Comme l’indique Cécile Dejoux, maître de conférences au Conservatoire national des arts et métiers (CNAM), responsable opérationnel du master ressources humaines, le MOOC n’est pas « une pâle copie d’un cours existant ». Le thème doit être original. Selon elle, il est important de « raconter des histoires, d’être à la fois théorique et pratique », en utilisant des supports différents comme des vidéos, des liens internet. Les équipes techniques, l’utilisation d’un studio et les frais de montage peuvent avoir un coût assez conséquent. Selon les estimations du Sénat, mentionné par le site 01net.com, il faudrait 30 millions d’euros pour financer toute la production de l’enseignement en ligne (le montage, les illustrations, la plateforme). Dans le coût de la réalisation des MOOCs  s’ajoutent également des frais humains, c’est à dire le temps passé à préparer les cours et à suivre les étudiants.

Un système contradictoire

Les recettes publicitaires ne sont pas suffisantes pour rentabiliser ces dépenses. D’ailleurs, pour tenter de renflouer les caisses, OpenClassrooms, le premier site européenne d’éducation en ligne spécialisé dans le numérique, a décidé de faire payer ses certifications. « C’est le seul moyen de gagner de l’argent avec les MOOCs  », assure Mathieu Nebra, cofondateur d’Openclassrooms.

En revanche, cette logique est en contradiction avec le principe de gratuité revendiqué par les créateurs de ce concept. « Et, comment justifier que des élèves paient très chers leurs droits d’entrée dans certaines écoles pour suivre un cours qui serait accessible à tous et sans frais ? », s’interroge Henri Isaac, chargé de mission « transformation numérique » à l’Université Paris-Dauphine. En réponse, le gouvernement rétorque que les MOOCs n’ont pas vocation à remplacer l’ensemble des enseignements dispensés par un établissement.
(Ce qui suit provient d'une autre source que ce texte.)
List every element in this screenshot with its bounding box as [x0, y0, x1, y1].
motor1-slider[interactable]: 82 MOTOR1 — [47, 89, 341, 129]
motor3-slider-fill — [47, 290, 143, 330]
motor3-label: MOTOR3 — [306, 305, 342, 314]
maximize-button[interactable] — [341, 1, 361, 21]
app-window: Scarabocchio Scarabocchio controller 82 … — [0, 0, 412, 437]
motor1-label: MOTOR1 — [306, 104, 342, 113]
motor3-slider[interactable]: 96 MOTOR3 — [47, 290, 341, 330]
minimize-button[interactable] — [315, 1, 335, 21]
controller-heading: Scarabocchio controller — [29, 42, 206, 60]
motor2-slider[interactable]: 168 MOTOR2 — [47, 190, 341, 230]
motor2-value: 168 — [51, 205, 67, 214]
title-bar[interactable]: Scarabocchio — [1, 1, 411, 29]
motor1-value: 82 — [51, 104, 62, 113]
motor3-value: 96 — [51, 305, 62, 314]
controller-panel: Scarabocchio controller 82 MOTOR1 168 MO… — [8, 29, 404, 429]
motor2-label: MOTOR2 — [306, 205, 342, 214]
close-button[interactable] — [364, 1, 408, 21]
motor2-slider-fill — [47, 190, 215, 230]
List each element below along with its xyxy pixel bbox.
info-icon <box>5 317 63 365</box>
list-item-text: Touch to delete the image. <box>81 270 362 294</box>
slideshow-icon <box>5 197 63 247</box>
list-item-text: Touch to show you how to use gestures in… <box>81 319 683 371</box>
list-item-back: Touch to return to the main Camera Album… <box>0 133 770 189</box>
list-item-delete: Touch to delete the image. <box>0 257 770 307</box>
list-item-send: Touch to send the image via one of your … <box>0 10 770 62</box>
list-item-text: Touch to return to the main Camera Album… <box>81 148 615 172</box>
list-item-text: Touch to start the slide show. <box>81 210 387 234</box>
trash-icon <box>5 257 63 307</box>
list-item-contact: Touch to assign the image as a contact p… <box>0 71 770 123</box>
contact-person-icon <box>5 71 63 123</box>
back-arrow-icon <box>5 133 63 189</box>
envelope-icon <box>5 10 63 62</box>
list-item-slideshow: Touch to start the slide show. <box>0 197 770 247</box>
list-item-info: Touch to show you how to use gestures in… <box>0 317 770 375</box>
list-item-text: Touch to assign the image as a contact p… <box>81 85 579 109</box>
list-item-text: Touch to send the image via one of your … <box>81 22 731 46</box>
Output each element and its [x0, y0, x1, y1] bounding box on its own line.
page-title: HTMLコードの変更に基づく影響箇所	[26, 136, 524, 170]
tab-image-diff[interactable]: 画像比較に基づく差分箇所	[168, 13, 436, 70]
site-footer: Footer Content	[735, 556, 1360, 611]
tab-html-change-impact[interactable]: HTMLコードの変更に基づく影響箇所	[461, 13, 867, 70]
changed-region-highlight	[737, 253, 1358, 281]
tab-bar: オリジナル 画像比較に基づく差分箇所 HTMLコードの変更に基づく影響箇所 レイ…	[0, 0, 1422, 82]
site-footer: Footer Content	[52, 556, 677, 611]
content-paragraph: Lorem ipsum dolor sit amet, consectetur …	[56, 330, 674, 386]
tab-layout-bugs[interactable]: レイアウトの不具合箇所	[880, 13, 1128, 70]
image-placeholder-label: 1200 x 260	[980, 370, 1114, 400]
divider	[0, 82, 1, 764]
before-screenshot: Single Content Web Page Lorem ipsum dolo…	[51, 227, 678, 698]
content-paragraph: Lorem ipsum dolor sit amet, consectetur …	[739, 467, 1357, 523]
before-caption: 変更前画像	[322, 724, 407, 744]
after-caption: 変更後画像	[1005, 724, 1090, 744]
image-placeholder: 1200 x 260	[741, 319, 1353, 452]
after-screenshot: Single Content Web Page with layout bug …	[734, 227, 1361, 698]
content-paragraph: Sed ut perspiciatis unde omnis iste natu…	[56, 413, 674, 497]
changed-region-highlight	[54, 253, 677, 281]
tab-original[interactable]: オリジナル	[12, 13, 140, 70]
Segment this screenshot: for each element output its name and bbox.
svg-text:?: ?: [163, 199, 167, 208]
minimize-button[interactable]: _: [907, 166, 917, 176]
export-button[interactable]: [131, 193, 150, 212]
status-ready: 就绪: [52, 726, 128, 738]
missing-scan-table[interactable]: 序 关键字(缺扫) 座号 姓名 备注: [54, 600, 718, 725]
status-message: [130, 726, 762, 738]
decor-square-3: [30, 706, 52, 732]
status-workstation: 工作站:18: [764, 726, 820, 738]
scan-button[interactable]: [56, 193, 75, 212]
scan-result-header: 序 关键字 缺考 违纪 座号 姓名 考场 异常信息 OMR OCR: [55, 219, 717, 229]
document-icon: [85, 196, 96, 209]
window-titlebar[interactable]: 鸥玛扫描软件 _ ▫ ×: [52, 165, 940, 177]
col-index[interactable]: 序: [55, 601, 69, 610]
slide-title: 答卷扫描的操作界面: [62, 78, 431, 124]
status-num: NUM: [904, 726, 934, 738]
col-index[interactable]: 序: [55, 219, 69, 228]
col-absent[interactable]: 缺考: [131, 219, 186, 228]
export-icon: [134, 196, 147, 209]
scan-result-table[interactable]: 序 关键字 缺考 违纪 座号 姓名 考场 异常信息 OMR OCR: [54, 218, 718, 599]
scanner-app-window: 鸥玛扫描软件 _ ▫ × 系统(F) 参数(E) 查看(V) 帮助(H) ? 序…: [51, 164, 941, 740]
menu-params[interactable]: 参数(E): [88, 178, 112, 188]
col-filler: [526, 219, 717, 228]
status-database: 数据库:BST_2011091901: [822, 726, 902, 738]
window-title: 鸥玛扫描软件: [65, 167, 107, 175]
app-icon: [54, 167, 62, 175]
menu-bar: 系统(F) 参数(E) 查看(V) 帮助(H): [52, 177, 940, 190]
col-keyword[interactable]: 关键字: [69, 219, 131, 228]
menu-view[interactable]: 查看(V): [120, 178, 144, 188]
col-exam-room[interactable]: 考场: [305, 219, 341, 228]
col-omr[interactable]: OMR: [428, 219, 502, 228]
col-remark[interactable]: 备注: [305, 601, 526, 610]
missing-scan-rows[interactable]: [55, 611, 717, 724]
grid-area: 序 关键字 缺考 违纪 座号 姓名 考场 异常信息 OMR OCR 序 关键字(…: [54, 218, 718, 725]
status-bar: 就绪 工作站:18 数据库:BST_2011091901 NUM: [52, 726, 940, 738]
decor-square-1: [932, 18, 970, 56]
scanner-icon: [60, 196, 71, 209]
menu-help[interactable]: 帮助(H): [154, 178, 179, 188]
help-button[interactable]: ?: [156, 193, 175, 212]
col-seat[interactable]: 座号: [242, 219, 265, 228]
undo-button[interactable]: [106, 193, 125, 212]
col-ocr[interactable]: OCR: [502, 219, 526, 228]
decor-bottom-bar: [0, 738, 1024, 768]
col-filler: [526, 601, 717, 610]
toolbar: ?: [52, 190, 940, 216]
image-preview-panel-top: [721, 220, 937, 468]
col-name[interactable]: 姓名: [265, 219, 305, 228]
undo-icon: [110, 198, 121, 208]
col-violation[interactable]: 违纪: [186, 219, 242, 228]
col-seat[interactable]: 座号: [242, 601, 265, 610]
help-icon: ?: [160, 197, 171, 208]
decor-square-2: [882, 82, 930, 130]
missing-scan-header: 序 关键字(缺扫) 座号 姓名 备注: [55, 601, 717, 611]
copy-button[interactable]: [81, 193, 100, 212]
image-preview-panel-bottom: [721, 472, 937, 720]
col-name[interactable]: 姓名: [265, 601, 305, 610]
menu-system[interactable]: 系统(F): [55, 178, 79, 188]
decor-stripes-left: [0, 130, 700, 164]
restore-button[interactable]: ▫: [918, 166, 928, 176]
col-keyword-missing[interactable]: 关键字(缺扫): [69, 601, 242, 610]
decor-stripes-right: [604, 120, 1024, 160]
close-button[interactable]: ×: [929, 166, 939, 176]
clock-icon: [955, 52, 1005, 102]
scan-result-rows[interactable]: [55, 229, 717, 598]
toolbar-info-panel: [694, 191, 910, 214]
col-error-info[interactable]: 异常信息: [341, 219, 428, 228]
Selon Antoine Compagnon, l’avenir des MOOCs pourrait passer par un public différent. « Autant ils ne paraissent pas très efficaces pour démocratiser la formation initiale, autant ils peuvent être intéressants pour la formation continue ». Ce type d’apprentis fait souvent preuve d’une plus grande motivation. En tout cas, l’enseignement numérique ne peut encore se targuer de révolutionner le système universitaire.